The past eight or nine months have been busy putting together legal documents and implementing ways to merge the organizations.

“It was important to make sure everything was documented to make sure that the agreement reflects what is best for the community, what is best for the system,” Huenergardt said. “We have reached the end of it. We are both proud of the work product. We are excited about the future.

“It has been easy and complicated. These are complex transactions. More of the difficulty has been around the complexity and not at all about the intent or desired outcome. It has been easy because both partners want the same thing in terms of what is best for the Franklin County community. It has been difficult in terms of what is needed for a document of this size and scope.”

Heyn said getting the agreement together is just icing on the cake. He said RMH officials have been eyeing a partnership since he came aboard five years ago.

“The pavement has been laid since I started almost five years ago in trying to help the community understand the future state of health care,” Heyn said. “The norms of today will not be the norms of tomorrow. We needed to start looking for who we wanted to partner with. The transaction of the last eight or nine months have been the most intense component of the deal. There has been a lot of legwork with the community helping them understand rural health care and how we can move forward in the future.”
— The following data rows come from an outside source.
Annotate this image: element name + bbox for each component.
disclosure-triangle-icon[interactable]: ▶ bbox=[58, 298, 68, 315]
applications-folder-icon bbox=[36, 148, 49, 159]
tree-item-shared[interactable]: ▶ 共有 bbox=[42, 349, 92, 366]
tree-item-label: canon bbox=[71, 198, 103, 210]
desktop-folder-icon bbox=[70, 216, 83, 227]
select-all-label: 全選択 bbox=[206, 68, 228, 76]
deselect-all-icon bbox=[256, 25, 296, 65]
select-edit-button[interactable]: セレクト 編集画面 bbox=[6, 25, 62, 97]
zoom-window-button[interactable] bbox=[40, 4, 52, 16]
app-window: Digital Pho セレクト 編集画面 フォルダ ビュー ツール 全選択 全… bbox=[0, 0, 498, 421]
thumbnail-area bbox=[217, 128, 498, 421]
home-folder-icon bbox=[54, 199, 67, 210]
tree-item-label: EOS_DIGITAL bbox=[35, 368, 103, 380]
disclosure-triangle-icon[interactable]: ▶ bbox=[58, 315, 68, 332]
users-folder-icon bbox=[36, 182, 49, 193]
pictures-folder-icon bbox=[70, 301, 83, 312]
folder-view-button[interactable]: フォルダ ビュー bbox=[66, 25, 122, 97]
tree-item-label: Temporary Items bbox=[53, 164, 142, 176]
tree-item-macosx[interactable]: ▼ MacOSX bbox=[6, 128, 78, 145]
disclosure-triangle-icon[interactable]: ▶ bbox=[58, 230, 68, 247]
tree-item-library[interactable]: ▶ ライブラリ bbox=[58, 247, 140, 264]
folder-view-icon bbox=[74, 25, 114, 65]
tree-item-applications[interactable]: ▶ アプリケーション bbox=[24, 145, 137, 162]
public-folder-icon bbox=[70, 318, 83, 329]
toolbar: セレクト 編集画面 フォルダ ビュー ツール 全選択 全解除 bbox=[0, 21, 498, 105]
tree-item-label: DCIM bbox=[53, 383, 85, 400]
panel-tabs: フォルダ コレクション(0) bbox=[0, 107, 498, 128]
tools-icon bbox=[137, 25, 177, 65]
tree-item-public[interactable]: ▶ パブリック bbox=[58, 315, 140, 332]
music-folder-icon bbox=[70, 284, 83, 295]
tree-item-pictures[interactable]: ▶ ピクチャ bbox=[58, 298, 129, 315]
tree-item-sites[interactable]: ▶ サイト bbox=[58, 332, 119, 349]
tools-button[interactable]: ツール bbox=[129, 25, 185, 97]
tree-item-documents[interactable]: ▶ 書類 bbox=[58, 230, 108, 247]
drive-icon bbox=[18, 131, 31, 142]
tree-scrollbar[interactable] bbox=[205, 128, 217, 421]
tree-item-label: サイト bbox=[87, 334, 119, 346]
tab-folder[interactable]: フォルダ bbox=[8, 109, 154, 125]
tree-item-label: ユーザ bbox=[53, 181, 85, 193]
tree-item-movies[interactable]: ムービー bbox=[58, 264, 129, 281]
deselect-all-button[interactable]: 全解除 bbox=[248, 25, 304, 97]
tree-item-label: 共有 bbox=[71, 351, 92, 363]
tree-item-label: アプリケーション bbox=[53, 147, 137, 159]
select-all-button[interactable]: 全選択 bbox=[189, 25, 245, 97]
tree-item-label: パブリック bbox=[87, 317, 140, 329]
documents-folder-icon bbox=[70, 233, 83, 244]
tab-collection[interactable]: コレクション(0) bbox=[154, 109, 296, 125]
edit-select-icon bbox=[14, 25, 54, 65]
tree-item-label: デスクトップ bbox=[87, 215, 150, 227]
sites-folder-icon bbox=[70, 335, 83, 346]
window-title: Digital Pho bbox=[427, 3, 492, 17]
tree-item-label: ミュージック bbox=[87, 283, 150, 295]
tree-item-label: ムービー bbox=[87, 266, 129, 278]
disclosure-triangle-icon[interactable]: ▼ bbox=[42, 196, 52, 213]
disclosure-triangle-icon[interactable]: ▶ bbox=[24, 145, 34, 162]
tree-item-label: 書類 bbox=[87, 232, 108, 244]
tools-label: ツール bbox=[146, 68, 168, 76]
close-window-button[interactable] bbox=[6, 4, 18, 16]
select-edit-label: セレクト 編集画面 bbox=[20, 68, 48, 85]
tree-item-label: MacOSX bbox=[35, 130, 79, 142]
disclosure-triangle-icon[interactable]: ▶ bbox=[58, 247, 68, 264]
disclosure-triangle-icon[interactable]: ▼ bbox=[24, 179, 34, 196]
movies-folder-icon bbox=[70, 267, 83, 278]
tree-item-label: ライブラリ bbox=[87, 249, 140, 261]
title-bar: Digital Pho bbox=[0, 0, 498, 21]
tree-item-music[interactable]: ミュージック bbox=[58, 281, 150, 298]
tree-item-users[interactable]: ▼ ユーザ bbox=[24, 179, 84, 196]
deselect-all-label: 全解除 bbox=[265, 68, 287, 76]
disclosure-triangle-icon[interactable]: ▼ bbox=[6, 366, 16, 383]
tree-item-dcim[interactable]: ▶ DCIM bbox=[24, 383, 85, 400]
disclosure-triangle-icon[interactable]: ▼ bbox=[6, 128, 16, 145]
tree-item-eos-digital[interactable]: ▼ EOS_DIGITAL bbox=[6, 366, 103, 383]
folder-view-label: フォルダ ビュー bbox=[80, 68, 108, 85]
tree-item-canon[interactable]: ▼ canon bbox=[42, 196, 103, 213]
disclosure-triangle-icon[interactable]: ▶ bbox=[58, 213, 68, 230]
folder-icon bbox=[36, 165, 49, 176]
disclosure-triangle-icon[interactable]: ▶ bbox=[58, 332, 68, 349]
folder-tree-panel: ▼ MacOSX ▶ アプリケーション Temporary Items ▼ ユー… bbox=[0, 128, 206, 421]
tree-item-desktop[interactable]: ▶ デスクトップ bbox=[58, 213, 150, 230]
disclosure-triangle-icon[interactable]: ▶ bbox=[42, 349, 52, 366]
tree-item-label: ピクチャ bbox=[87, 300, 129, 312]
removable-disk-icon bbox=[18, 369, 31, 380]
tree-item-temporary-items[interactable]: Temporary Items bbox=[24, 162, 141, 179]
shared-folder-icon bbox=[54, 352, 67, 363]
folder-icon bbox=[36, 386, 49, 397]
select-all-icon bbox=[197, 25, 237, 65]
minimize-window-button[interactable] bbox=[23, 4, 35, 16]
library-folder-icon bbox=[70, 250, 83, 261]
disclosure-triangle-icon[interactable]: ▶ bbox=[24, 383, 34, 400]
Huenergardt said RMH has a good track record in the health care field.

“Ransom is a high quality organization,” he said. “A four-star medicare-rated organization with good patient experience. They have had some challenges in the past. Where we can step in to help is with access to more specialists and connection with a system. It is a good partnership that will serve both of our organizations well. It is a win, win, win.”

Heyn said the size of AdventHealth is a major reason behind the merger.

“They can leverage areas otherwise we can’t leverage on our own because of our size,” Heyn said. “When you look at Kansas City metropolitan area there is really two health systems that have size. One of them is for profit and don’t carry the mission statement I am so fond of. The other one is non-profit with a Christ-driven ministry. It became easy to figure out quickly this was our partner. It feels good to culminate that.”

Huenergardt said, “By having a larger partner in the market and having a strong system to back up the region, the community will have resources that they would have never have access to without a partnership like this. This relates to mobile apps and high-functioning electronic health records. It is all focused around making the experience of the patient a better one. The great things they have been getting from Ransom Memorial Hospital will continue and we will be able to add on to that with what resources we can bring on the strength of our system.”

Heyn said the community does not need to fret about the quality of care or the use of the sales tax proceeds.

“The community needs to know that relationship will fill the health care needs of Franklin County for decades to come,” he said. “The community needs to understand the quality of the organization that we are going to be partnering with. The community needs to expect growth from a health care standpoint. We have a lot of great things in the pipeline. The community needs to rest their minds on the sales tax. The control of the sales tax is with the RMH board that will continue to exist. We will work in collaboration with the new board on projects and ideas. The very valuable sales tax they are generating — to help support health care — is going to remain local and it is going to be reviewed and approved by the RMH board.”